New evidence is presented for the complexity of hydromechanical couplings occurring after termination of massive hydraulic stimulation treatments. In a detailed investigation, we determined a changing behavior of seismicity showing an upward migration and a change in mechanism during and after the stimulation experiment. This observation can partly be related to triggering by static stress transfer [Schoenball et al., 2012]. The observed change of earthquake mechanism and the enhanced fluid flow seen on measurements of the streaming potential [Marquis et al., 2002] have not been explained previously.

Our analysis is based on stress inversions in which potential fracture planes were identified with a probabilistic method considering 715 FMS and additional structural and independent stress data as prior information. Random perturbation of the initial data set in its uncertainty domain allowed to quantify uncertainties in the stress distributions in time and depth. Derived spatiotemporal stress changes during massive hydraulic stimulation revealed a strong reduction of the maximum subhorizontal stress, changing the stress regime from transitional NF/SS to a pure NF regime. As a result, almost only pure NF earthquakes are observed during the stimulation. Similar results were obtained by Martínez-Garzón et al. [2013] for The Geysers geothermal reservoir in production conditions where a NF/SS stress regime was determined in an otherwise SS-dominated region. The observed change in earthquake mechanisms following shut-in can be explained as a result of the migration of seismicity into previously seismically inactive areas sampling a relatively unperturbed stress field.

Calò et al. [2011] obtained a large low-velocity zone centered on the microseismicity cloud of the GPK2 stimulation from 4-D tomography which was interpreted as a zone of large-scale release of stress in the order of several tens of megapascals. These complementary observations agree well with our findings. The comparison of our results with an analysis of the coseismic static stress transfer [Schoenball et al., 2012] reveals a large discrepancy with much more stress released than seismically observed. In line with the analysis of Calò et al. [2011] and indirect observations of large-scale creep at previous stimulations in Soultz [Cornet et al., 1997; Bourouis and Bernard, 2007], the stress discrepancy is strong evidence for large-scale aseismic deformations occurring during massive hydraulic stimulation. If we succeed in triggering specifically these aseismic processes during stimulation, we might hold the key to mitigate induced seismicity while meeting our goals for reservoir enhancement.

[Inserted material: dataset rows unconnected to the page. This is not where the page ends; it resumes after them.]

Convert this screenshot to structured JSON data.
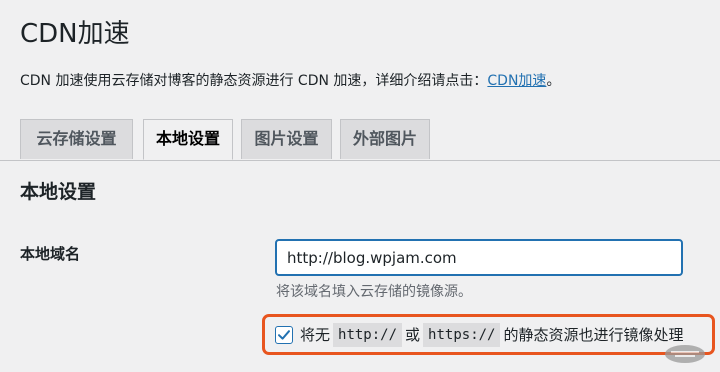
{
  "page": {
    "title": "CDN加速",
    "intro_text": "CDN 加速使用云存储对博客的静态资源进行 CDN 加速，详细介绍请点击：",
    "intro_link": "CDN加速",
    "intro_end": "。"
  },
  "tabs": [
    {
      "label": "云存储设置",
      "active": false
    },
    {
      "label": "本地设置",
      "active": true
    },
    {
      "label": "图片设置",
      "active": false
    },
    {
      "label": "外部图片",
      "active": false
    }
  ],
  "section": {
    "title": "本地设置",
    "domain_label": "本地域名",
    "domain_value": "http://blog.wpjam.com",
    "domain_description": "将该域名填入云存储的镜像源。",
    "mirror_checkbox": {
      "checked": true,
      "text_before": "将无",
      "code1": "http://",
      "text_middle": "或",
      "code2": "https://",
      "text_after": "的静态资源也进行镜像处理"
    }
  },
  "colors": {
    "accent": "#2271b1",
    "highlight": "#e8551f",
    "background": "#f0f0f1"
  },
  "icons": {
    "checkbox": "checkmark-icon",
    "watermark": "watermark-logo"
  }
}
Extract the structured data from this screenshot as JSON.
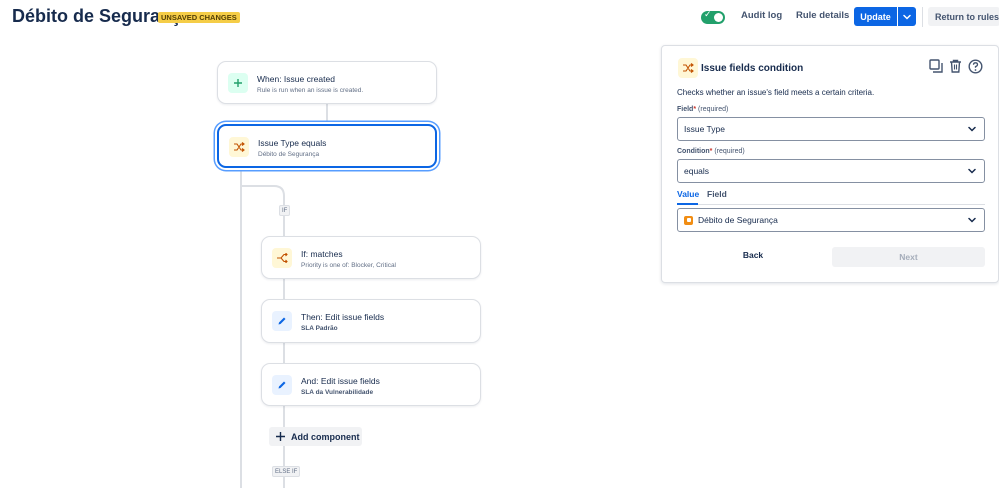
{
  "header": {
    "title": "Débito de Segurança",
    "badge": "UNSAVED CHANGES",
    "toggle_state": "on",
    "audit_log": "Audit log",
    "rule_details": "Rule details",
    "update": "Update",
    "return": "Return to rules"
  },
  "flow": {
    "trigger": {
      "title": "When: Issue created",
      "subtitle": "Rule is run when an issue is created.",
      "icon": "plus-icon"
    },
    "condition": {
      "title": "Issue Type equals",
      "subtitle": "Débito de Segurança",
      "icon": "shuffle-icon"
    },
    "if_tag": "IF",
    "if_block": {
      "title": "If: matches",
      "subtitle": "Priority is one of: Blocker, Critical",
      "icon": "branch-icon"
    },
    "then_block": {
      "title": "Then: Edit issue fields",
      "subtitle": "SLA Padrão",
      "icon": "pencil-icon"
    },
    "and_block": {
      "title": "And: Edit issue fields",
      "subtitle": "SLA da Vulnerabilidade",
      "icon": "pencil-icon"
    },
    "add_component": "Add component",
    "else_if_tag": "ELSE IF"
  },
  "panel": {
    "title": "Issue fields condition",
    "description": "Checks whether an issue's field meets a certain criteria.",
    "field_label": "Field",
    "field_star": "*",
    "field_req": "(required)",
    "field_value": "Issue Type",
    "condition_label": "Condition",
    "condition_star": "*",
    "condition_req": "(required)",
    "condition_value": "equals",
    "tabs": [
      "Value",
      "Field"
    ],
    "value_selected": "Débito de Segurança",
    "back": "Back",
    "next": "Next"
  },
  "colors": {
    "primary": "#0c66e4",
    "toggle_on": "#22a06b",
    "badge_bg": "#f5cd47"
  }
}
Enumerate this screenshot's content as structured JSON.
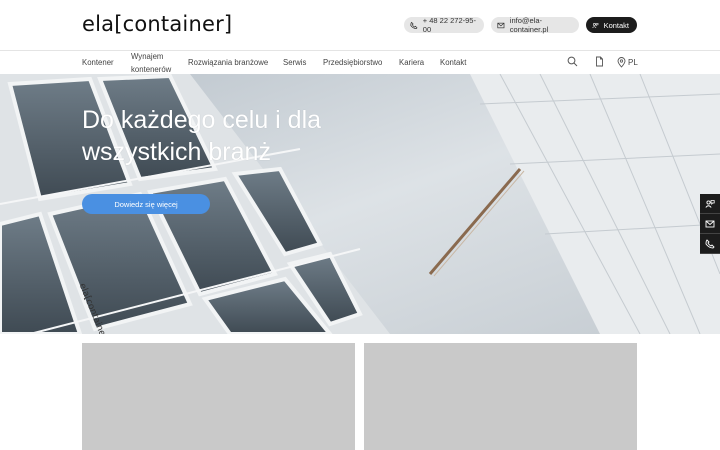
{
  "header": {
    "logo": "ela[container]",
    "phone": "+ 48 22 272-95-00",
    "email": "info@ela-container.pl",
    "contact_label": "Kontakt"
  },
  "nav": {
    "items": [
      {
        "label": "Kontener"
      },
      {
        "label": "Wynajem",
        "label2": "kontenerów"
      },
      {
        "label": "Rozwiązania branżowe"
      },
      {
        "label": "Serwis"
      },
      {
        "label": "Przedsiębiorstwo"
      },
      {
        "label": "Kariera"
      },
      {
        "label": "Kontakt"
      }
    ],
    "language": "PL"
  },
  "hero": {
    "title_line1": "Do każdego celu i dla",
    "title_line2": "wszystkich branż",
    "button_label": "Dowiedz się więcej",
    "container_brand": "ela[container]"
  },
  "colors": {
    "accent": "#4a90e2",
    "dark": "#1c1c1c",
    "pill_gray": "#e6e6e6",
    "card_gray": "#c9c9c9"
  }
}
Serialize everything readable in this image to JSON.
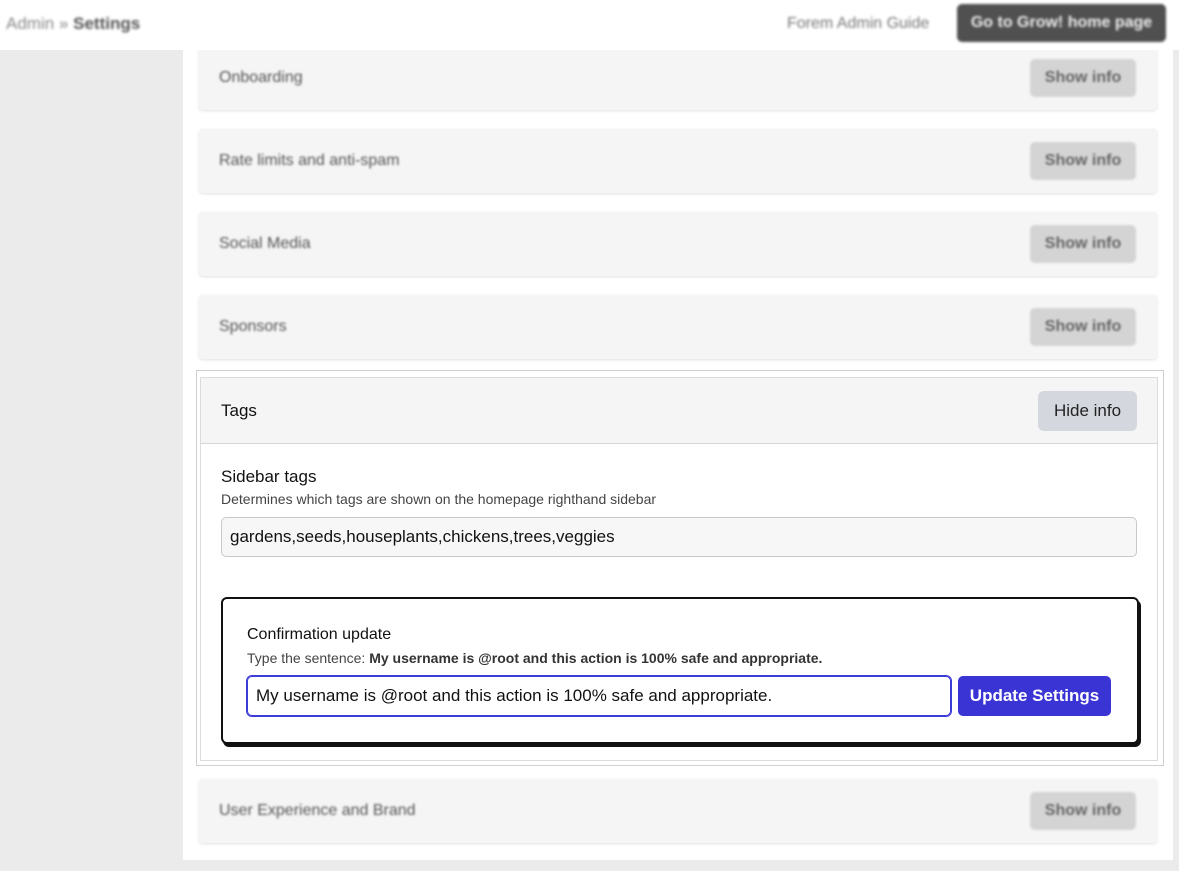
{
  "header": {
    "breadcrumb_root": "Admin",
    "breadcrumb_sep": "»",
    "breadcrumb_current": "Settings",
    "guide_link": "Forem Admin Guide",
    "home_button": "Go to Grow! home page"
  },
  "sections": [
    {
      "label": "Onboarding",
      "button": "Show info"
    },
    {
      "label": "Rate limits and anti-spam",
      "button": "Show info"
    },
    {
      "label": "Social Media",
      "button": "Show info"
    },
    {
      "label": "Sponsors",
      "button": "Show info"
    }
  ],
  "tags_section": {
    "label": "Tags",
    "button": "Hide info",
    "field_title": "Sidebar tags",
    "field_description": "Determines which tags are shown on the homepage righthand sidebar",
    "field_value": "gardens,seeds,houseplants,chickens,trees,veggies"
  },
  "confirmation": {
    "title": "Confirmation update",
    "instruction_prefix": "Type the sentence:",
    "instruction_sentence": "My username is @root and this action is 100% safe and appropriate.",
    "input_value": "My username is @root and this action is 100% safe and appropriate.",
    "submit_button": "Update Settings"
  },
  "bottom_section": {
    "label": "User Experience and Brand",
    "button": "Show info"
  }
}
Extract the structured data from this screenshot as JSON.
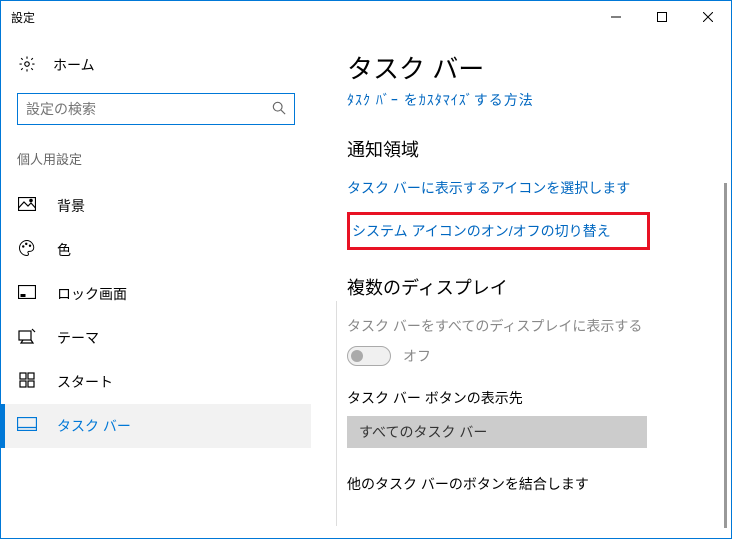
{
  "window": {
    "title": "設定"
  },
  "home": {
    "label": "ホーム"
  },
  "search": {
    "placeholder": "設定の検索"
  },
  "section_label": "個人用設定",
  "nav": {
    "items": [
      {
        "label": "背景"
      },
      {
        "label": "色"
      },
      {
        "label": "ロック画面"
      },
      {
        "label": "テーマ"
      },
      {
        "label": "スタート"
      },
      {
        "label": "タスク バー"
      }
    ]
  },
  "main": {
    "title": "タスク バー",
    "cut_link": "ﾀｽｸ ﾊﾞｰ をｶｽﾀﾏｲｽﾞする方法",
    "notif_header": "通知領域",
    "link_select_icons": "タスク バーに表示するアイコンを選択します",
    "link_system_icons": "システム アイコンのオン/オフの切り替え",
    "multi_display_header": "複数のディスプレイ",
    "multi_display_desc": "タスク バーをすべてのディスプレイに表示する",
    "toggle_state": "オフ",
    "taskbar_button_label": "タスク バー ボタンの表示先",
    "dropdown_value": "すべてのタスク バー",
    "combine_label": "他のタスク バーのボタンを結合します"
  }
}
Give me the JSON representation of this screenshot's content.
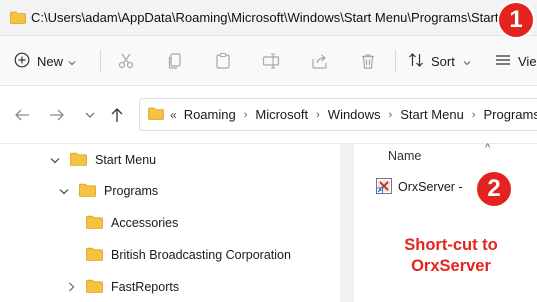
{
  "window": {
    "path": "C:\\Users\\adam\\AppData\\Roaming\\Microsoft\\Windows\\Start Menu\\Programs\\Startup"
  },
  "toolbar": {
    "new_label": "New",
    "sort_label": "Sort",
    "view_label": "Vie"
  },
  "address_bar": {
    "overflow_marker": "«",
    "crumbs": [
      "Roaming",
      "Microsoft",
      "Windows",
      "Start Menu",
      "Programs"
    ]
  },
  "tree": {
    "items": [
      {
        "label": "Start Menu"
      },
      {
        "label": "Programs"
      },
      {
        "label": "Accessories"
      },
      {
        "label": "British Broadcasting Corporation"
      },
      {
        "label": "FastReports"
      }
    ]
  },
  "file_list": {
    "column_name": "Name",
    "sort_indicator": "^",
    "files": [
      {
        "name": "OrxServer -"
      }
    ]
  },
  "annotations": {
    "badge_1": "1",
    "badge_2": "2",
    "note_line1": "Short-cut to",
    "note_line2": "OrxServer",
    "color": "#e4241f"
  },
  "colors": {
    "folder": "#f5c242",
    "accent": "#0067c0"
  }
}
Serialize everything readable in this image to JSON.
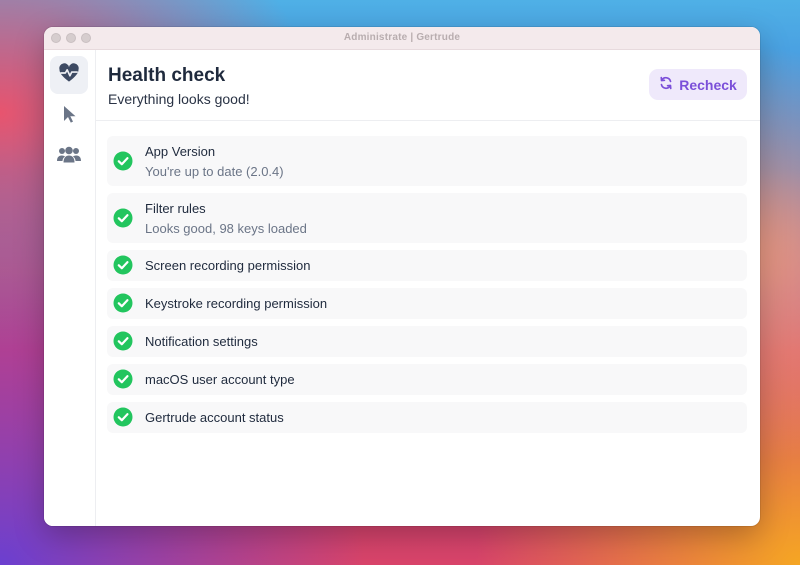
{
  "window": {
    "title": "Administrate  |  Gertrude"
  },
  "sidebar": {
    "items": [
      {
        "name": "health-check",
        "icon": "heart-pulse-icon",
        "active": true
      },
      {
        "name": "actions",
        "icon": "cursor-arrow-icon",
        "active": false
      },
      {
        "name": "users",
        "icon": "users-group-icon",
        "active": false
      }
    ]
  },
  "header": {
    "title": "Health check",
    "subtitle": "Everything looks good!",
    "recheck_label": "Recheck",
    "recheck_icon": "refresh-icon"
  },
  "checks": [
    {
      "label": "App Version",
      "detail": "You're up to date (2.0.4)",
      "status": "ok"
    },
    {
      "label": "Filter rules",
      "detail": "Looks good, 98 keys loaded",
      "status": "ok"
    },
    {
      "label": "Screen recording permission",
      "status": "ok"
    },
    {
      "label": "Keystroke recording permission",
      "status": "ok"
    },
    {
      "label": "Notification settings",
      "status": "ok"
    },
    {
      "label": "macOS user account type",
      "status": "ok"
    },
    {
      "label": "Gertrude account status",
      "status": "ok"
    }
  ],
  "colors": {
    "accent": "#7b4fd9",
    "accent_bg": "#efe9fb",
    "success": "#22c55e",
    "sidebar_icon": "#6b7587"
  }
}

Furthermore, we propose that stress orientations gained from inversion of focal mechanisms of fluid-induced events are not representative of the initial virgin stress field. This interpretation is obvious when comparing results of inversions with independent stress measurements obtained from wellbore logs. First, they sample the perturbed stress field and second, due to the strong reduction of SHmax during stimulation, small (local) perturbations are sufficient to change the stress orientation significantly.

Acknowledgments

This research was conducted within the portfolio topic GEOENERGIE of the Helmholtz Association of German Research Centres. We greatly thank the GEIE “Heat Mining” for support on the hydraulic, seismic, and structural data. We are grateful to EnBW Energie Baden-Württemberg for financial support. Florian Wellmann was funded by a CSIRO Office of the Chief Executive Post-Doctoral Fellowship scheme within the CSIRO Earth Science and Resource Engineering Division. Fruitful discussions with Oliver Heidbach are greatly acknowledged.

The Editor thanks one anonymous reviewer for his/her assistance in evaluating this paper.